Christophe Genolini (statisticien, maître de conférences, université Paris-Ouest Nanterre – La Défense) a décrit le nouveau modèle Sympa (système de répartition des moyens à la performance et à l’activité) qui a remplacé San Remo (système analytique de répartition des moyens) en 2008. Ces modèles visent à déterminer la répartition des moyens de l’État entre les différentes universités. À la demande de l’université de Nanterre, C. Genonini a décortiqué le modèle Sympa, qui inclut la notion de performance parmi les facteurs de répartition. Les calculs sont certes pondérés, mais, selon Christophe Genolini, en fonction de données inconnues (le ministère de l’Enseignement supérieur ne répondant pas aux questions), et la base de calcul est également sujette à caution (public d’enseignants et d’étudiants aux contours flous).

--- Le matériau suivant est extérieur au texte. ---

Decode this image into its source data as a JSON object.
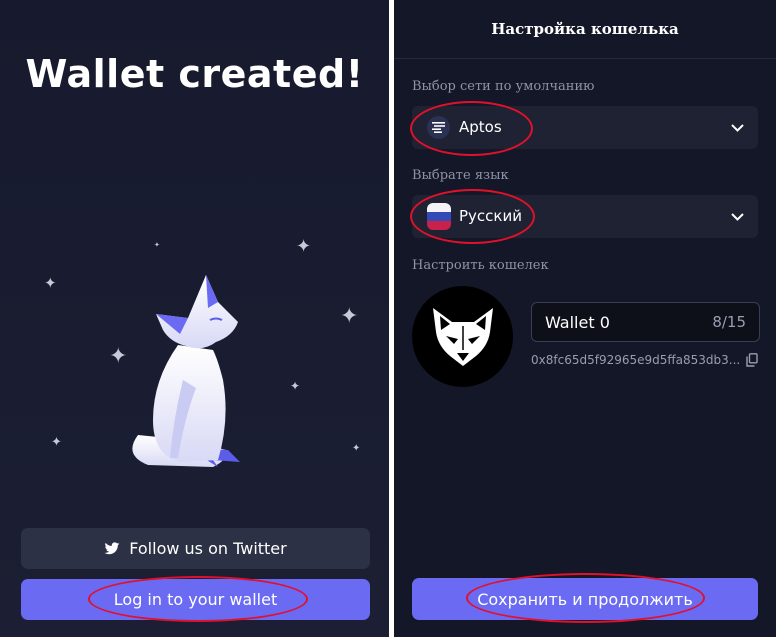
{
  "left": {
    "title": "Wallet created!",
    "twitter_button": "Follow us on Twitter",
    "login_button": "Log in to your wallet",
    "illustration_icon": "fox-illustration",
    "colors": {
      "background": "#1a1d31",
      "primary": "#6b6af2",
      "secondary_button": "#2d3145"
    }
  },
  "right": {
    "header": "Настройка кошелька",
    "network_label": "Выбор сети по умолчанию",
    "network_value": "Aptos",
    "network_icon": "aptos-icon",
    "language_label": "Выбрате язык",
    "language_value": "Русский",
    "language_icon": "russian-flag-icon",
    "wallet_label": "Настроить кошелек",
    "avatar_icon": "fox-avatar-icon",
    "wallet_name": "Wallet 0",
    "name_counter": "8/15",
    "address": "0x8fc65d5f92965e9d5ffa853db3...",
    "copy_icon": "copy-icon",
    "save_button": "Сохранить и продолжить",
    "colors": {
      "background": "#141728",
      "select_bg": "#1f2233",
      "primary": "#6b6af2",
      "annotation": "#e0112b"
    }
  }
}
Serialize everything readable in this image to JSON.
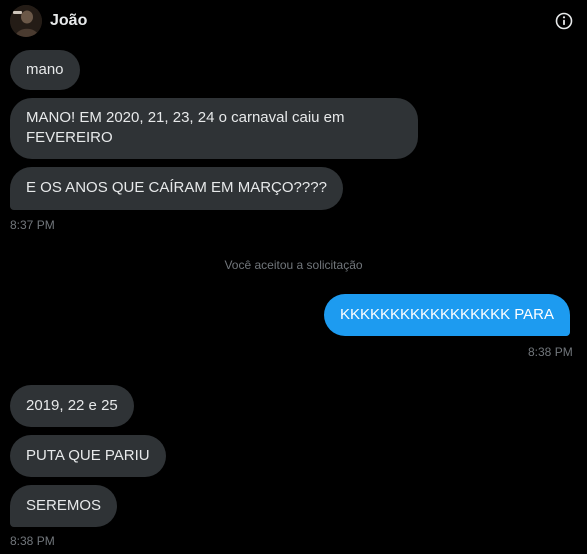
{
  "header": {
    "contact_name": "João",
    "avatar_icon": "profile-photo",
    "info_icon": "info-icon"
  },
  "colors": {
    "background": "#000000",
    "incoming_bubble": "#2f3336",
    "outgoing_bubble": "#1d9bf0",
    "text": "#e7e9ea",
    "muted": "#71767b"
  },
  "messages": [
    {
      "direction": "incoming",
      "text": "mano"
    },
    {
      "direction": "incoming",
      "text": "MANO! EM 2020, 21, 23, 24 o carnaval caiu em FEVEREIRO"
    },
    {
      "direction": "incoming",
      "text": "E OS ANOS QUE CAÍRAM EM MARÇO????"
    },
    {
      "direction": "timestamp",
      "text": "8:37 PM"
    },
    {
      "direction": "system",
      "text": "Você aceitou a solicitação"
    },
    {
      "direction": "outgoing",
      "text": "KKKKKKKKKKKKKKKKK PARA"
    },
    {
      "direction": "timestamp",
      "text": "8:38 PM"
    },
    {
      "direction": "incoming",
      "text": "2019, 22 e 25"
    },
    {
      "direction": "incoming",
      "text": "PUTA QUE PARIU"
    },
    {
      "direction": "incoming",
      "text": "SEREMOS"
    },
    {
      "direction": "timestamp",
      "text": "8:38 PM"
    }
  ]
}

Enfin, Annick Salaün (documentaliste à l’Ifremer, Institut français de recherche pour l’exploitation de la mer) a exposé la manière dont l’Ifremer utilise les indicateurs bibliométriques. L’Ifremer souhaitait connaître son positionnement scientifique international, en mesurant le nombre de publications, d’expertises et de citations sur trois ans. L’enquête a abouti à une base de dépôts propre à l’Ifremer, la base Archimer, qui est à la fois un réservoir documentaire et un outil d’automatisation de rapports d’activité.
La multiplicité des indicateurs
La première table ronde abordait la question des indicateurs. Ils sont liés aux objets et conditions de recherche des centres, ainsi qu’aux institutions de contrôle et tutelles. Mais cette multiplicité d’indicateurs n’empêche pas les lacunes en matière de littérature grise, et surtout dans le domaine des sciences humaines et sociales : ces dernières sont référencées dans de multiples ressources, et le poids scientifique des monographies y est sous-évalué.

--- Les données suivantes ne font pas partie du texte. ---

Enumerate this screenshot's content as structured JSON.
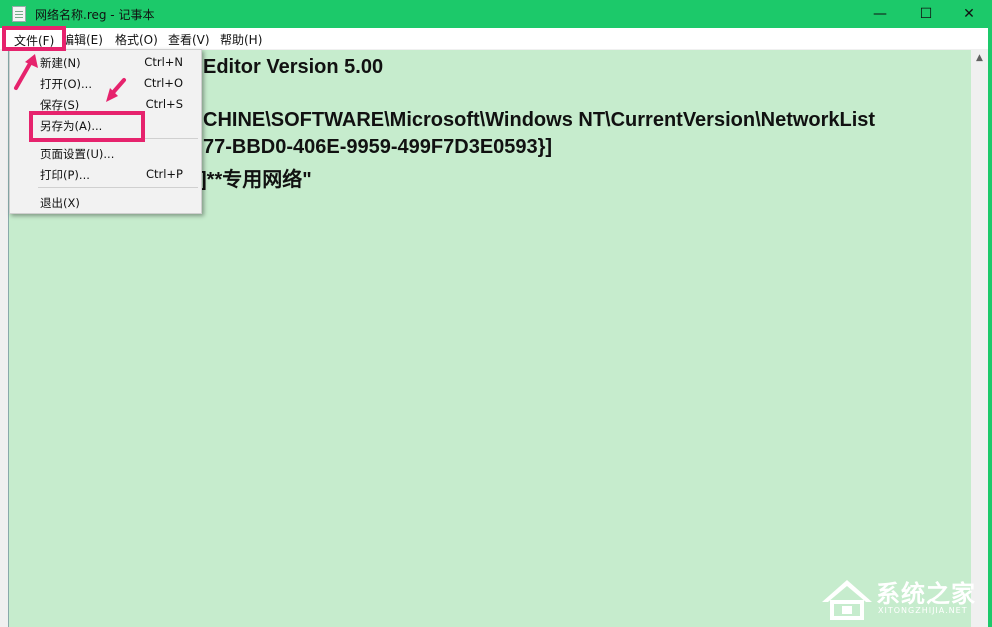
{
  "window": {
    "title": "网络名称.reg - 记事本"
  },
  "menu": [
    "文件(F)",
    "编辑(E)",
    "格式(O)",
    "查看(V)",
    "帮助(H)"
  ],
  "file_menu": {
    "items": [
      {
        "label": "新建(N)",
        "shortcut": "Ctrl+N"
      },
      {
        "label": "打开(O)...",
        "shortcut": "Ctrl+O"
      },
      {
        "label": "保存(S)",
        "shortcut": "Ctrl+S"
      },
      {
        "label": "另存为(A)...",
        "shortcut": ""
      },
      {
        "label": "页面设置(U)...",
        "shortcut": ""
      },
      {
        "label": "打印(P)...",
        "shortcut": "Ctrl+P"
      },
      {
        "label": "退出(X)",
        "shortcut": ""
      }
    ]
  },
  "content": {
    "line1": "Editor Version 5.00",
    "line2": "CHINE\\SOFTWARE\\Microsoft\\Windows NT\\CurrentVersion\\NetworkList",
    "line3": "77-BBD0-406E-9959-499F7D3E0593}]",
    "line4": "]**专用网络\""
  },
  "watermark": {
    "name": "系统之家",
    "url": "XITONGZHIJIA.NET"
  },
  "colors": {
    "titlebar": "#1cc96a",
    "editor_bg": "#c6eccd",
    "highlight": "#e6236d"
  }
}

La deuxième table ronde traitait des outils de l’évaluation. Le CNRS, avec les fiches Crac et la base Ribac (Recueil d’informations pour un observatoire des activités des chercheurs en sciences humaines et sociales), l’Inria, ou encore l’université de Nanterre, ont créé des outils d’évaluation où sont référencées et décrites les activités scientifiques. Tous les intervenants s’accordaient pour souligner l’intérêt d’élaborer un outil commun, les principaux blocages étant disciplinaires, malgré le discours dominant en faveur de la transdisciplinarité.

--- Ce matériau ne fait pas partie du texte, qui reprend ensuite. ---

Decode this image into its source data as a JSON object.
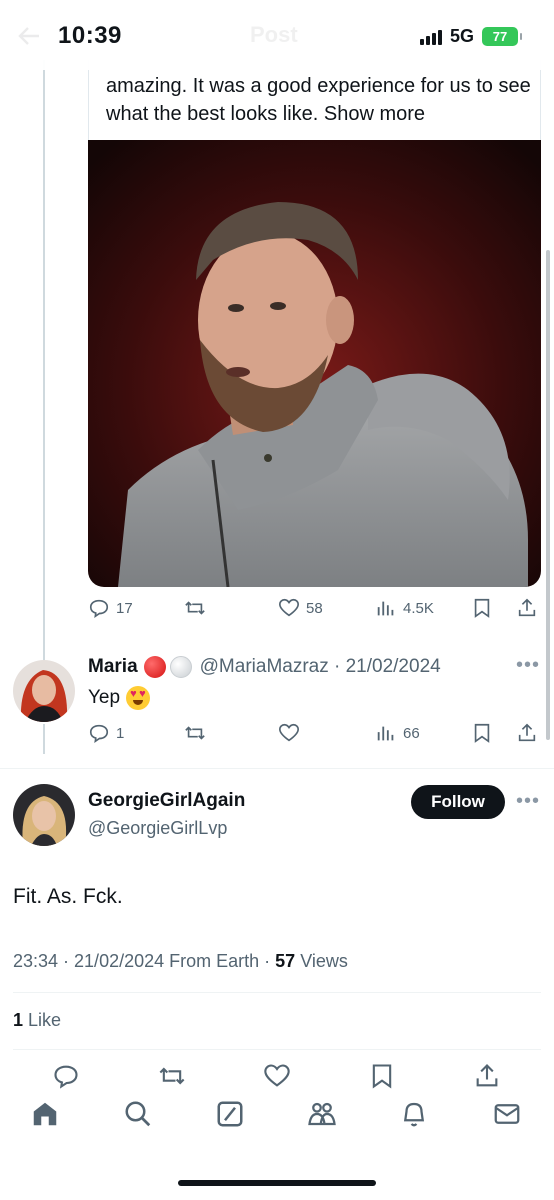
{
  "status_bar": {
    "time": "10:39",
    "network": "5G",
    "battery": "77"
  },
  "header": {
    "title": "Post"
  },
  "quoted_tweet": {
    "text_line1": "amazing. It was a good experience for us to",
    "text_line2": "see what the best looks like.",
    "show_more": "Show more",
    "actions": {
      "replies": "17",
      "likes": "58",
      "views": "4.5K"
    }
  },
  "reply": {
    "name": "Maria",
    "handle_date": "@MariaMazraz · 21/02/2024",
    "text": "Yep",
    "actions": {
      "replies": "1",
      "views": "66"
    }
  },
  "main_tweet": {
    "name": "GeorgieGirlAgain",
    "handle": "@GeorgieGirlLvp",
    "follow_label": "Follow",
    "text": "Fit. As. Fck.",
    "meta_time": "23:34 · 21/02/2024 From Earth · ",
    "views_count": "57",
    "views_label": " Views",
    "likes_count": "1",
    "likes_label": " Like"
  },
  "icons": {
    "reply": "reply-icon",
    "retweet": "retweet-icon",
    "like": "heart-icon",
    "views": "views-icon",
    "bookmark": "bookmark-icon",
    "share": "share-icon",
    "tabs": [
      "home-icon",
      "search-icon",
      "grok-icon",
      "communities-icon",
      "notifications-icon",
      "messages-icon"
    ]
  },
  "colors": {
    "text": "#0f1419",
    "secondary": "#536471",
    "battery": "#34c759",
    "follow_bg": "#0f1419"
  }
}
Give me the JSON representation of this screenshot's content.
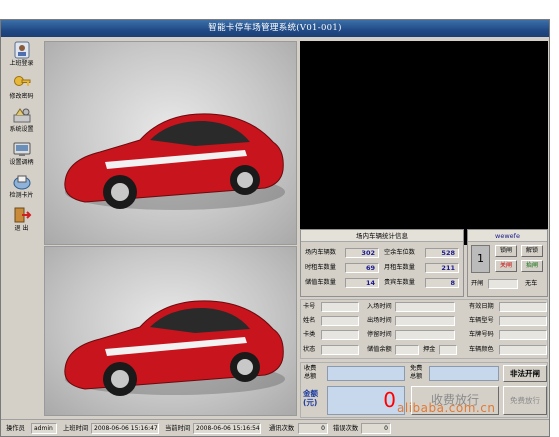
{
  "window": {
    "title": "智能卡停车场管理系统(V01-001)"
  },
  "sidebar": {
    "items": [
      {
        "label": "上班登录",
        "icon": "id-card-icon"
      },
      {
        "label": "修改密码",
        "icon": "key-icon"
      },
      {
        "label": "系统设置",
        "icon": "gear-icon"
      },
      {
        "label": "设置调柄",
        "icon": "device-icon"
      },
      {
        "label": "检测卡片",
        "icon": "card-reader-icon"
      },
      {
        "label": "退  出",
        "icon": "exit-icon"
      }
    ]
  },
  "stats": {
    "title": "场内车辆统计信息",
    "rows": [
      {
        "l1": "场内车辆数",
        "v1": "302",
        "l2": "空余车位数",
        "v2": "528"
      },
      {
        "l1": "时租车数量",
        "v1": "69",
        "l2": "月租车数量",
        "v2": "211"
      },
      {
        "l1": "储值车数量",
        "v1": "14",
        "l2": "贵宾车数量",
        "v2": "8"
      }
    ]
  },
  "gate": {
    "title": "wewefe",
    "number": "1",
    "btn_open_lock": "锁闸",
    "btn_unlock": "解锁",
    "btn_close": "关闸",
    "btn_lift": "抬闸",
    "lbl_open": "开闸",
    "lbl_nocar": "无车"
  },
  "info": {
    "row1": [
      "卡号",
      "入场时间",
      "有效日期"
    ],
    "row2": [
      "姓名",
      "出场时间",
      "车辆型号"
    ],
    "row3": [
      "卡类",
      "停留时间",
      "车牌号码"
    ],
    "row4": [
      "状态",
      "储值余额",
      "押金",
      "车辆颜色"
    ]
  },
  "fee": {
    "label_total": "收费\n总额",
    "label_free": "免费\n总额",
    "btn_illegal": "非法开闸",
    "amount_label": "金额\n(元)",
    "amount": "0",
    "btn_collect": "收费放行",
    "btn_free": "免费放行"
  },
  "status": {
    "operator_label": "操作员",
    "operator": "admin",
    "shift_label": "上班时间",
    "shift": "2008-06-06 15:16:47",
    "now_label": "当前时间",
    "now": "2008-06-06 15:16:54",
    "comm_label": "通讯次数",
    "comm": "0",
    "err_label": "错误次数",
    "err": "0"
  },
  "watermark": "alibaba.com.cn",
  "colors": {
    "title": "#204a86",
    "value_text": "#1a1a8c",
    "amount": "#ff0000",
    "car": "#c8141c",
    "fee_input": "#c8d8ec"
  }
}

Un nouveau chantier pour la documentation
En conclusion, on retiendra que la question de l’évaluation prend aujourd’hui une ampleur considérable : le champ des activités à évaluer s’étend et se complexifie, et la pression s’accroît sur les chercheurs. Si nous pouvons et devons nous interroger sur les indicateurs qui gèrent désormais la vie des établissements scientifiques, un outil unique semble impératif. Tout au long de cette journée, a été également constatée l’absence dans ce débat des services commun de la documentation (SCD), écartés de fait des instances évaluatrices comme ils le sont souvent des instances décisionnelles des universités. Comme le soulignait M. Durand-Barthez, il faudrait que leurs responsables défendent le rôle d’expertise des SCD dans ces chantiers.